Pendant cette journée d'audience, Bayer-Monsanto a tenté de démonter un à un les arguments de la famille. "Il n'y a eu aucune exposition au glyphosate", assène l'un des avocats du géant de la chimie dans une longue plaidoirie. Il tacle les témoignages de ceux qui assurent avoir vu Sabine Grataloup, la mère de Théo, asperger de pesticide sa carrière d'équitation en août 2006. Ces témoignages ont été recueillis dix ans plus tard, "comment peuvent-ils s'en souvenir précisément ?", interroge le camp Monsanto. La défense brandit également la photo du bidon de désherbant fourni par la famille Grataloup. Selon elle, un détail dans l'étiquette montre qu'il ne peut pas dater de ce fameux été 2006.
"Tout s'effondre", dit l'avocat de Monsanto, avant de mettre aussi en doute le sérieux de l'avis de 2022 rendu par les experts du Comité d'indemnisation des victimes de pesticides. Ils avaient reconnu le lien entre les malformations à la trachée et l'œsophage de Théo et le glyphosate. Le camp Monsanto en appelle ensuite à la science : il n'existe, selon ses avocats, aucune étude sérieuse prouvant le lien entre le glyphosate et des malformations congénitales.
La famille de Théo agacée mais confiante
Face à une nuée de caméras et de micros, Sabine Grataloup, aux côtés de son fils, n'a pas caché son agacement, sa colère même, après la longue démonstration du camp adverse et ses moyens colossaux. "C'est déjà compliqué pour une petite famille du nord de l'Isère de devoir faire toutes les recherches scientifiques, contacter des scientifiques en France, aux États-Unis, en Argentine, rassembler les études, souligne-t-elle.
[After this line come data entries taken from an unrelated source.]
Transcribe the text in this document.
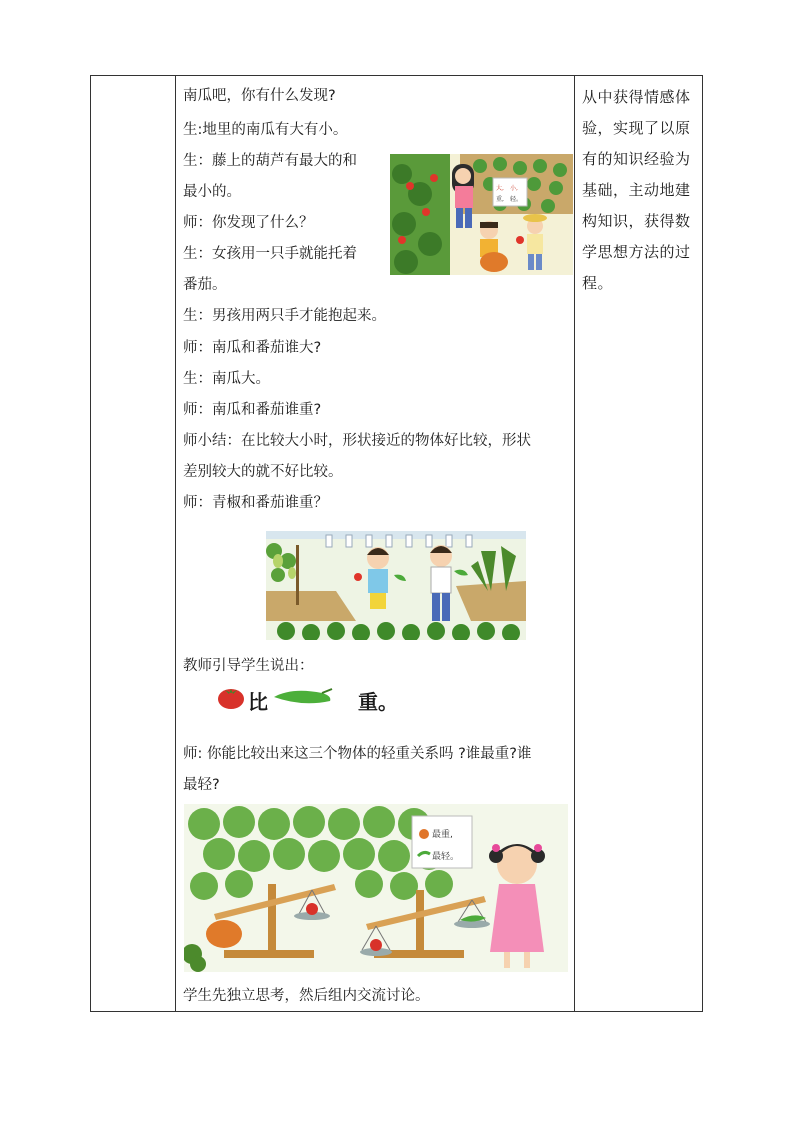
南瓜吧，你有什么发现?
生:地里的南瓜有大有小。
生：藤上的葫芦有最大的和
最小的。
师：你发现了什么？
生：女孩用一只手就能托着
番茄。
生：男孩用两只手才能抱起来。
师：南瓜和番茄谁大?
生：南瓜大。
师：南瓜和番茄谁重?
师小结：在比较大小时，形状接近的物体好比较，形状
差别较大的就不好比较。
师：青椒和番茄谁重？
大, 小,
重, 轻。
教师引导学生说出：
比	重。
师: 你能比较出来这三个物体的轻重关系吗 ?谁最重?谁
最轻?
最重,
最轻。
学生先独立思考，然后组内交流讨论。
从中获得情感体验，实现了以原有的知识经验为基础，主动地建构知识，获得数学思想方法的过程。
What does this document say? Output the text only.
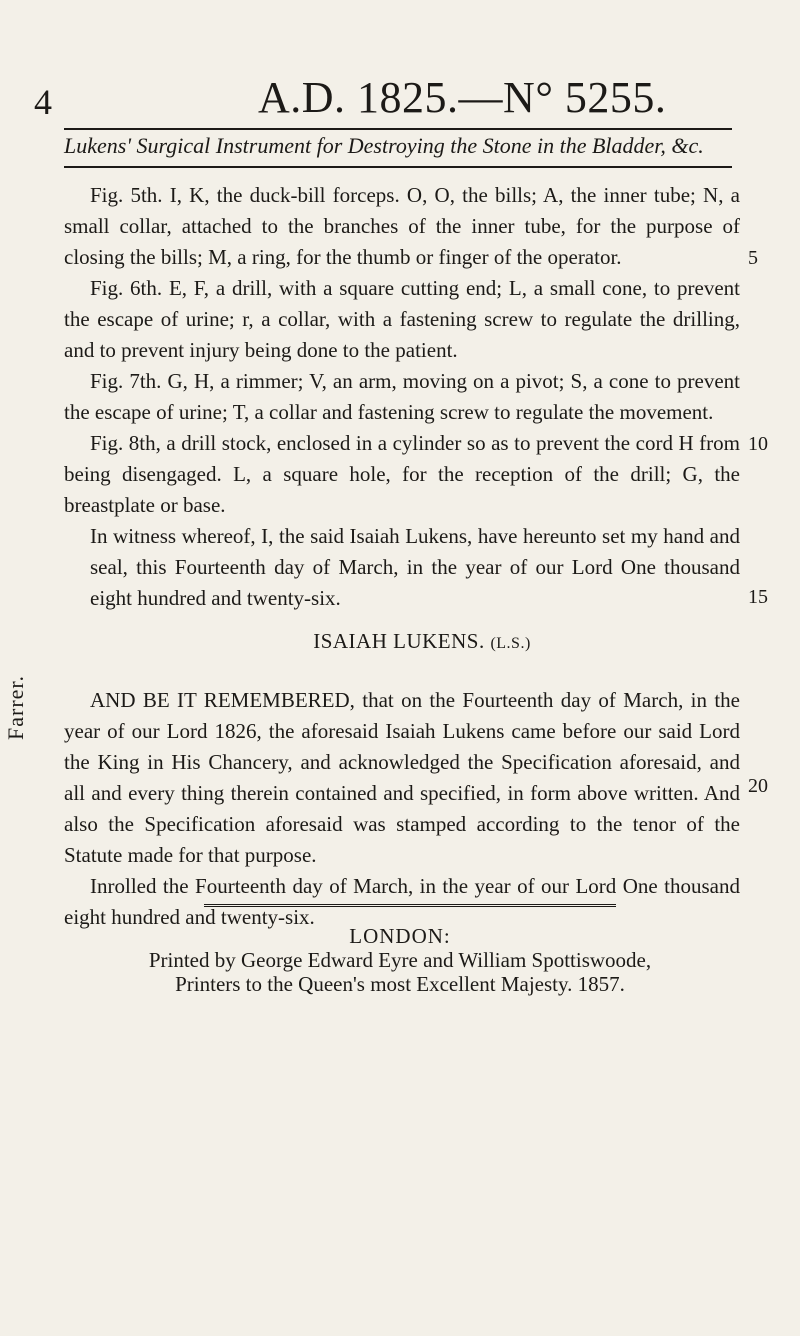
4	A.D. 1825.—N° 5255.
Lukens' Surgical Instrument for Destroying the Stone in the Bladder, &c.

Fig. 5th. I, K, the duck-bill forceps. O, O, the bills; A, the inner tube; N, a small collar, attached to the branches of the inner tube, for the purpose of closing the bills; M, a ring, for the thumb or finger of the operator.

Fig. 6th. E, F, a drill, with a square cutting end; L, a small cone, to prevent the escape of urine; r, a collar, with a fastening screw to regulate the drilling, and to prevent injury being done to the patient.

Fig. 7th. G, H, a rimmer; V, an arm, moving on a pivot; S, a cone to prevent the escape of urine; T, a collar and fastening screw to regulate the movement.

Fig. 8th, a drill stock, enclosed in a cylinder so as to prevent the cord H from being disengaged. L, a square hole, for the reception of the drill; G, the breastplate or base.

In witness whereof, I, the said Isaiah Lukens, have hereunto set my hand and seal, this Fourteenth day of March, in the year of our Lord One thousand eight hundred and twenty-six.

ISAIAH LUKENS. (L.S.)

AND BE IT REMEMBERED, that on the Fourteenth day of March, in the year of our Lord 1826, the aforesaid Isaiah Lukens came before our said Lord the King in His Chancery, and acknowledged the Specification aforesaid, and all and every thing therein contained and specified, in form above written. And also the Specification aforesaid was stamped according to the tenor of the Statute made for that purpose.

Inrolled the Fourteenth day of March, in the year of our Lord One thousand eight hundred and twenty-six.

5
10
15
20
Farrer.
LONDON:
Printed by George Edward Eyre and William Spottiswoode,
Printers to the Queen's most Excellent Majesty. 1857.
Je trouve que c'est vraiment tout le symbole de la difficulté pour les victimes des pesticides à obtenir justice."
Mais les avocats de la famille Grataloup ont eux aussi pu exposer leurs arguments. C'est-à-dire, comment, selon eux, il ne fait aucun doute que Sabine Grataloup a pulvérisé le glyphosate dans les premières semaines de sa grossesse, quand le fœtus est particulièrement vulnérable. Comment Monsanto a dissimulé les dangers de son produit. Comment certaines études montrent bien les risques du glyphosate pour les fœtus. Sabine Grataloup garde espoir : "Je garde confiance en la justice, le tribunal a entendu, bien sûr, les deux parties, j'ai confiance. Ils vont étudier soigneusement le dossier, qui ne se réduit pas aux présentations caricaturales qui ont été faites par nos adversaires."
Le tribunal rendra sa décision le 31 juillet. Et si celle-ci n'est pas favorable à la famille Grataloup, elle a déjà prévenu qu'elle fera appel. Bayer-Monsanto, de son côté, fera certainement de même, si sa responsabilité est reconnue.